A waiver is needed if you have committed fraud or made a misrepresentation in order to get an immigration benefit.  

 

If you’ve made a misrepresentation or told a lie to an official, it will only bar you from getting a green card if it’s about a “material”  fact. This means the lie you told must have made it more likely that you would obtain the benefit you were seeking. Also, the misrepresentation is only a bar if it helps you gain a benefit under the immigration laws.  If you lied for other reasons, it’s not necessarily a bar to getting a green card.

 

To be eligible for a fraud or misrepresentation waiver, you must demonstrate extreme hardship to a U.S. citizen or resident spouse or parent.  The evidence of hardship is identical to the sorts of things presented in waivers for unlawful presence. The form used for requesting this waiver is Form I-601.

 

Fraud and misrepresentation waivers are usually presented after an immigration official asks for one.  So, for example, an application for adjustment of status who is found to be barred for misrepresenting a material fact will get a Request for Evidence from the USCIS officer, requesting a Form I-601 and supporting evidence.

 

Even though you may not be asked for a waiver until you’ve applied for a green card, and until after the USCIS interview, it’s absolutely critical to tell your attorney about any misrepresentations before you begin the process.  That way, a qualified immigration attorney can prepare in advance for the possibility that a waiver will be needed. And if you don’t qualify for a waiver, an attorney can tell you, and potentially save you thousands of dollars in attorneys’ and filing fees.

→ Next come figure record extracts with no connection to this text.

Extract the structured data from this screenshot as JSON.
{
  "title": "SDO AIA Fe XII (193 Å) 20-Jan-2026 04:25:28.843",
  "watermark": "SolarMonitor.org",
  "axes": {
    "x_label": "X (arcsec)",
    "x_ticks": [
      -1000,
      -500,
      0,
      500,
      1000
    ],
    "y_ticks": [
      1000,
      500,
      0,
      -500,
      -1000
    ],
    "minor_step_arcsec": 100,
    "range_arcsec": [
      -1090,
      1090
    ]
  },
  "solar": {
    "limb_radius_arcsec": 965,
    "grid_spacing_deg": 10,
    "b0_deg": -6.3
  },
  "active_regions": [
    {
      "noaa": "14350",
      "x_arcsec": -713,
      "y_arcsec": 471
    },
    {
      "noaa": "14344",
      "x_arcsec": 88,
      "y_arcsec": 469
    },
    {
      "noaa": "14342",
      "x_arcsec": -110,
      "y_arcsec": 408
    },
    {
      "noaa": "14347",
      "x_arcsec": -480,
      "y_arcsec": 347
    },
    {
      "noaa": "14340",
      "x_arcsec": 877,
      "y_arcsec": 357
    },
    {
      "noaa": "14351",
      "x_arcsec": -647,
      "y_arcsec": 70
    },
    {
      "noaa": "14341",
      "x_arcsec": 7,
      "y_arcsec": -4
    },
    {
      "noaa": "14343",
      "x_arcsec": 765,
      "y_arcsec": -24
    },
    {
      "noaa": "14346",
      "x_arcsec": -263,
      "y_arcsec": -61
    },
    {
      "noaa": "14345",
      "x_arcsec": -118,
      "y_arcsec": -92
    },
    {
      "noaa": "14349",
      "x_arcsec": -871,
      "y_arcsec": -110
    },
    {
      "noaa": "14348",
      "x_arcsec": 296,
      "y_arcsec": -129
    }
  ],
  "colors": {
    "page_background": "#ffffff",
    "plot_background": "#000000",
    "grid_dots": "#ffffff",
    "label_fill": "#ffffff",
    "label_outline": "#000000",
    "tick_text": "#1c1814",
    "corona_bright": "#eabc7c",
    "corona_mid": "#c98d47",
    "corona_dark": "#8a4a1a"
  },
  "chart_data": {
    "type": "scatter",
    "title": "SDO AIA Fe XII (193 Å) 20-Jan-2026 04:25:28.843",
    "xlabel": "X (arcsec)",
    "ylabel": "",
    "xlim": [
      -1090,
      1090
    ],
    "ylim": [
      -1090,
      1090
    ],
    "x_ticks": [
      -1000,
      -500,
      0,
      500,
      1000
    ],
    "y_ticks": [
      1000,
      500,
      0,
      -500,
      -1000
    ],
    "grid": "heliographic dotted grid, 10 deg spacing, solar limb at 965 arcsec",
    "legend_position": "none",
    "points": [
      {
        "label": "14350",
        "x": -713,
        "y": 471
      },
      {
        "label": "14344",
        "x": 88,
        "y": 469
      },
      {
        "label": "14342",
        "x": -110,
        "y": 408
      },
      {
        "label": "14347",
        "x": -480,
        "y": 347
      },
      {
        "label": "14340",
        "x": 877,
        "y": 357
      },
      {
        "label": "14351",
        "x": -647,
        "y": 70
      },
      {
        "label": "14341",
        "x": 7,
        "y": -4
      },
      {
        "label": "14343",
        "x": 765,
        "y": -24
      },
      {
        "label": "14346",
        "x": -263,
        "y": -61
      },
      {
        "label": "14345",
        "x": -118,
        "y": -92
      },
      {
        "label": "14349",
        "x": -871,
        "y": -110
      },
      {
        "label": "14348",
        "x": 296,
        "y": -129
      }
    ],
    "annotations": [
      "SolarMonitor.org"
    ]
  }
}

If you’ve been ordered deported from the United States, and you apply for admission within 10 years of departing, you’ll need to apply for a waiver using Form I-212.  Technically, it’s not a waiver application. But it works like a waiver. (It’s actually called Application to Reapply for Permission into the United States After Deportation or Removal.)

 

 

How do you know if you need one?

 

It’s not always easy to know if you have a deportation order on your record.  It’s easy if you remember seeing an immigration judge, wearing black robes, and he gave you an order of removal.  It’s harder to know if you were caught entering the U.S. illegally, and you’re not sure if you received a voluntary return or a deportation order.

 

When a person isn’t sure if he has a deportation order on his or her record, we often start by making records request several different government agencies, like USCIS, the immigration courts, Customs and Border Protection, etc.

 

If you need a waiver for a deportation order, you won’t need a qualifying relative.  You’ll just need to show that the positive factors about you outweigh the negative factors.  Positive factors include having close family ties in the United States, living in the U.S. for a long time, absence of criminal history, proof of rehabilitation, etc.  Negative factors include the absence of family ties, repeated immigration violations, bad moral character, and fraudulent marriage.